Türkiye'de şu anda etnik-mezhep-dini-kültürel kimliklerin bariz sorunları yok. AK Parti iktidarının belirli dönem ve aşamalarındaki demokratikleşme uygulamaları grup aidiyetlerine dayalı problemleri büyük oranda vuzuha kavuşturdu. Artık bu kimliklerin temel meselesi hegemonya tesisi...
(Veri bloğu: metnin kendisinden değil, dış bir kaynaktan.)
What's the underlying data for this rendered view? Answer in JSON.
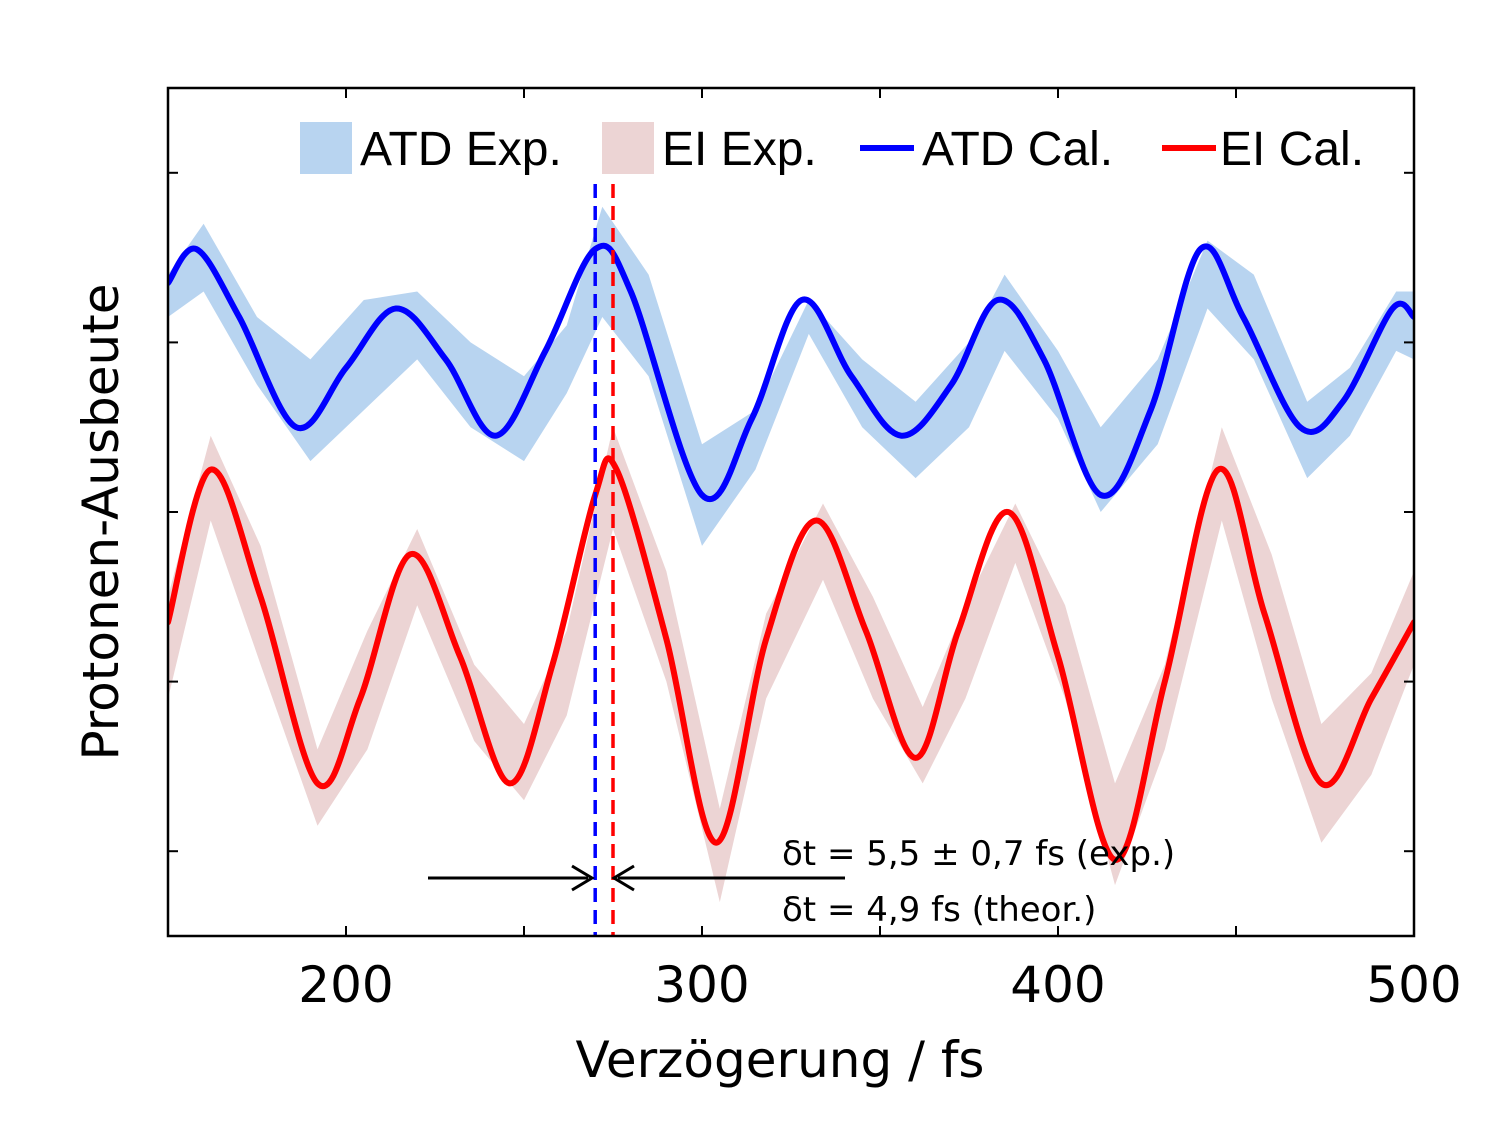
{
  "chart_data": {
    "type": "line",
    "xlabel": "Verzögerung / fs",
    "ylabel": "Protonen-Ausbeute",
    "xlim": [
      150,
      500
    ],
    "ylim": [
      0,
      10
    ],
    "x_ticks": [
      200,
      300,
      400,
      500
    ],
    "x_minor_ticks": [
      250,
      350,
      450
    ],
    "y_ticks_unlabeled": [
      1,
      3,
      5,
      7,
      9
    ],
    "grid": false,
    "legend_position": "top-right",
    "legend": [
      {
        "label": "ATD Exp.",
        "kind": "band",
        "color": "#b8d4f0"
      },
      {
        "label": "EI Exp.",
        "kind": "band",
        "color": "#ecd4d4"
      },
      {
        "label": "ATD Cal.",
        "kind": "line",
        "color": "#0000ff"
      },
      {
        "label": "EI Cal.",
        "kind": "line",
        "color": "#ff0000"
      }
    ],
    "series": [
      {
        "name": "ATD Cal.",
        "color": "#0000ff",
        "points": [
          [
            150,
            7.7
          ],
          [
            158,
            8.1
          ],
          [
            170,
            7.3
          ],
          [
            186,
            6.0
          ],
          [
            200,
            6.7
          ],
          [
            214,
            7.4
          ],
          [
            228,
            6.8
          ],
          [
            242,
            5.9
          ],
          [
            256,
            6.9
          ],
          [
            270,
            8.1
          ],
          [
            280,
            7.6
          ],
          [
            300,
            5.2
          ],
          [
            314,
            6.1
          ],
          [
            328,
            7.5
          ],
          [
            342,
            6.6
          ],
          [
            356,
            5.9
          ],
          [
            370,
            6.5
          ],
          [
            383,
            7.5
          ],
          [
            396,
            6.8
          ],
          [
            412,
            5.2
          ],
          [
            426,
            6.2
          ],
          [
            440,
            8.1
          ],
          [
            452,
            7.3
          ],
          [
            468,
            6.0
          ],
          [
            480,
            6.3
          ],
          [
            494,
            7.4
          ],
          [
            500,
            7.3
          ]
        ]
      },
      {
        "name": "EI Cal.",
        "color": "#ff0000",
        "points": [
          [
            150,
            3.7
          ],
          [
            162,
            5.5
          ],
          [
            176,
            4.0
          ],
          [
            192,
            1.8
          ],
          [
            204,
            2.8
          ],
          [
            218,
            4.5
          ],
          [
            232,
            3.3
          ],
          [
            246,
            1.8
          ],
          [
            258,
            3.2
          ],
          [
            270,
            5.2
          ],
          [
            276,
            5.5
          ],
          [
            290,
            3.5
          ],
          [
            304,
            1.1
          ],
          [
            318,
            3.5
          ],
          [
            332,
            4.9
          ],
          [
            346,
            3.6
          ],
          [
            360,
            2.1
          ],
          [
            372,
            3.6
          ],
          [
            386,
            5.0
          ],
          [
            400,
            3.3
          ],
          [
            416,
            0.9
          ],
          [
            430,
            3.0
          ],
          [
            445,
            5.5
          ],
          [
            458,
            3.8
          ],
          [
            474,
            1.8
          ],
          [
            488,
            2.8
          ],
          [
            500,
            3.7
          ]
        ]
      },
      {
        "name": "ATD Exp.",
        "color": "#b8d4f0",
        "band_upper": [
          [
            150,
            7.8
          ],
          [
            160,
            8.4
          ],
          [
            175,
            7.3
          ],
          [
            190,
            6.8
          ],
          [
            205,
            7.5
          ],
          [
            220,
            7.6
          ],
          [
            235,
            7.0
          ],
          [
            250,
            6.6
          ],
          [
            262,
            7.2
          ],
          [
            272,
            8.6
          ],
          [
            285,
            7.8
          ],
          [
            300,
            5.8
          ],
          [
            315,
            6.2
          ],
          [
            330,
            7.5
          ],
          [
            345,
            6.8
          ],
          [
            360,
            6.3
          ],
          [
            375,
            7.0
          ],
          [
            385,
            7.8
          ],
          [
            400,
            6.9
          ],
          [
            412,
            6.0
          ],
          [
            428,
            6.8
          ],
          [
            442,
            8.2
          ],
          [
            455,
            7.8
          ],
          [
            470,
            6.3
          ],
          [
            482,
            6.7
          ],
          [
            495,
            7.6
          ],
          [
            500,
            7.6
          ]
        ],
        "band_lower": [
          [
            150,
            7.3
          ],
          [
            160,
            7.6
          ],
          [
            175,
            6.5
          ],
          [
            190,
            5.6
          ],
          [
            205,
            6.2
          ],
          [
            220,
            6.8
          ],
          [
            235,
            6.0
          ],
          [
            250,
            5.6
          ],
          [
            262,
            6.4
          ],
          [
            272,
            7.3
          ],
          [
            285,
            6.6
          ],
          [
            300,
            4.6
          ],
          [
            315,
            5.5
          ],
          [
            330,
            7.1
          ],
          [
            345,
            6.0
          ],
          [
            360,
            5.4
          ],
          [
            375,
            6.0
          ],
          [
            385,
            6.9
          ],
          [
            400,
            6.1
          ],
          [
            412,
            5.0
          ],
          [
            428,
            5.8
          ],
          [
            442,
            7.4
          ],
          [
            455,
            6.8
          ],
          [
            470,
            5.4
          ],
          [
            482,
            5.9
          ],
          [
            495,
            6.9
          ],
          [
            500,
            6.8
          ]
        ]
      },
      {
        "name": "EI Exp.",
        "color": "#ecd4d4",
        "band_upper": [
          [
            150,
            4.0
          ],
          [
            162,
            5.9
          ],
          [
            176,
            4.6
          ],
          [
            192,
            2.2
          ],
          [
            206,
            3.6
          ],
          [
            220,
            4.8
          ],
          [
            236,
            3.2
          ],
          [
            250,
            2.5
          ],
          [
            262,
            3.6
          ],
          [
            275,
            6.0
          ],
          [
            290,
            4.3
          ],
          [
            305,
            1.5
          ],
          [
            318,
            3.8
          ],
          [
            334,
            5.1
          ],
          [
            348,
            4.0
          ],
          [
            362,
            2.7
          ],
          [
            374,
            3.9
          ],
          [
            388,
            5.1
          ],
          [
            402,
            3.9
          ],
          [
            416,
            1.8
          ],
          [
            430,
            3.2
          ],
          [
            446,
            6.0
          ],
          [
            460,
            4.5
          ],
          [
            474,
            2.5
          ],
          [
            488,
            3.1
          ],
          [
            500,
            4.3
          ]
        ],
        "band_lower": [
          [
            150,
            2.8
          ],
          [
            162,
            4.9
          ],
          [
            176,
            3.2
          ],
          [
            192,
            1.3
          ],
          [
            206,
            2.2
          ],
          [
            220,
            3.9
          ],
          [
            236,
            2.3
          ],
          [
            250,
            1.6
          ],
          [
            262,
            2.6
          ],
          [
            275,
            4.8
          ],
          [
            290,
            3.0
          ],
          [
            305,
            0.4
          ],
          [
            318,
            2.8
          ],
          [
            334,
            4.2
          ],
          [
            348,
            2.8
          ],
          [
            362,
            1.8
          ],
          [
            374,
            2.8
          ],
          [
            388,
            4.4
          ],
          [
            402,
            2.8
          ],
          [
            416,
            0.6
          ],
          [
            430,
            2.2
          ],
          [
            446,
            4.9
          ],
          [
            460,
            2.8
          ],
          [
            474,
            1.1
          ],
          [
            488,
            1.9
          ],
          [
            500,
            3.2
          ]
        ]
      }
    ],
    "markers": [
      {
        "x": 270,
        "color": "#0000ff",
        "style": "dashed"
      },
      {
        "x": 275,
        "color": "#ff0000",
        "style": "dashed"
      }
    ],
    "annotations": [
      {
        "text": "δt = 5,5 ± 0,7 fs (exp.)"
      },
      {
        "text": "δt = 4,9 fs (theor.)"
      }
    ]
  }
}
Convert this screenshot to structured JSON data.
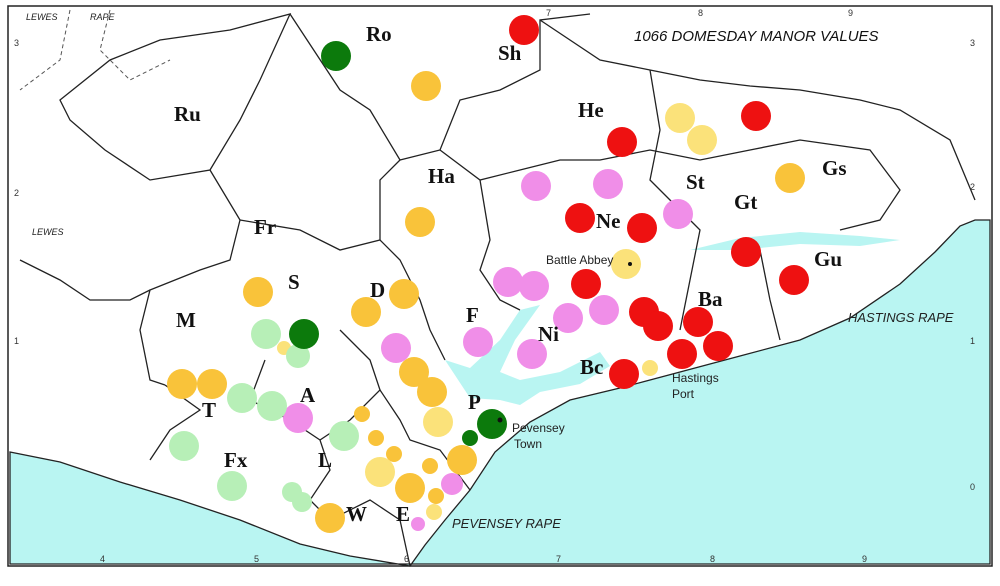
{
  "title": "1066 DOMESDAY MANOR VALUES",
  "areas": [
    "Ro",
    "Sh",
    "Ru",
    "He",
    "Ha",
    "St",
    "Gs",
    "Gt",
    "Ne",
    "Fr",
    "Gu",
    "S",
    "D",
    "Ba",
    "M",
    "F",
    "Ni",
    "Bc",
    "T",
    "A",
    "P",
    "Fx",
    "L",
    "W",
    "E"
  ],
  "places": [
    "LEWES",
    "RAPE",
    "LEWES",
    "Battle Abbey",
    "HASTINGS RAPE",
    "Hastings",
    "Port",
    "Pevensey",
    "Town",
    "PEVENSEY RAPE"
  ],
  "grid": {
    "top": [
      "7",
      "8",
      "9"
    ],
    "left": [
      "3",
      "2",
      "1"
    ],
    "right": [
      "3",
      "2",
      "1",
      "0"
    ],
    "bottom": [
      "4",
      "5",
      "6",
      "7",
      "8",
      "9"
    ]
  }
}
Ayrıştırıcı değil birleştirici imparatorluk siyaseti
Her grup belirgin bir maddi ve siyasi güce kavuştuğu için kamusal alanda özerkleşme, devlet mekanizmasından, millet hayatından özgürleşme ve muadillerine hegemonya kurma amacı içindeler. Kendi kültürel yapısını başkalarının ve kamunun üstüne çıkarma çabaları İmparatorluk mekanizması, Türkiye'nin Nomosu ve teşekkül ettirilen millet yapısına mugayirdir. Her grup, camia oligarşik bir baskı gücü olmaya yöneldiğinde bütünlük, müştereklik ve kamu düzeni aşınır, bozulur.
Türkiye'nin bu konjonktürde, çok kutuplu dünya sistemi teşekkül ederken Akdeniz-Ortadoğu havzasında "kutup başı" olma ihtimali en yüksek aşamadayken ayrıştırıcı eğilimler yerine birleştirici yönelimlere gitmesi gerekir.
Türkiye her zaman ulus devlet formunda bir İmparatorluk oldu. El'an Balkanlardan Kafkaslara, Afrika'dan Ortadoğu ve okyanuslara kadar Türkiye yaklaşık on beş ülke ve mıntıkada üsse sahip, devriye atıyor. Artık yerli savunma sanayiini güçlendirdiği gibi ihracat da yapıyor.
Bir Ümmet teşekkül ettirip, kutup başı olarak İslam ülkelerinin önüne düşüp büyük bir Müslüman gücü oluşturma potansiyeline sahip tek ülkeyiz.
Dünya sisteminin ulus devletleri, Nomos'larına saldırarak zayıflatma girişimlerine karşı İmparatorluk siyasetiyle cevap vermek Türkiye'nin önündeki tek çıkar yol.
Unsurların özerk düşünmelerine yol verecek eğilimleri beslemek yerine Türkiye'nin "vatan temelli", "İmparatorluk ufuklu" siyaset geliştirmesi, herkesin kendi küçük siyasetine yüz vermeden Hegel'in aufhebung kavramı üzerinden coğrafyaları, engelleri "kapsayarak aşma"sı, bin yıllık misyonu dijital tekno-kültür, çok kutuplu ve post küresel dünya sistemine uyarlaması gerekir.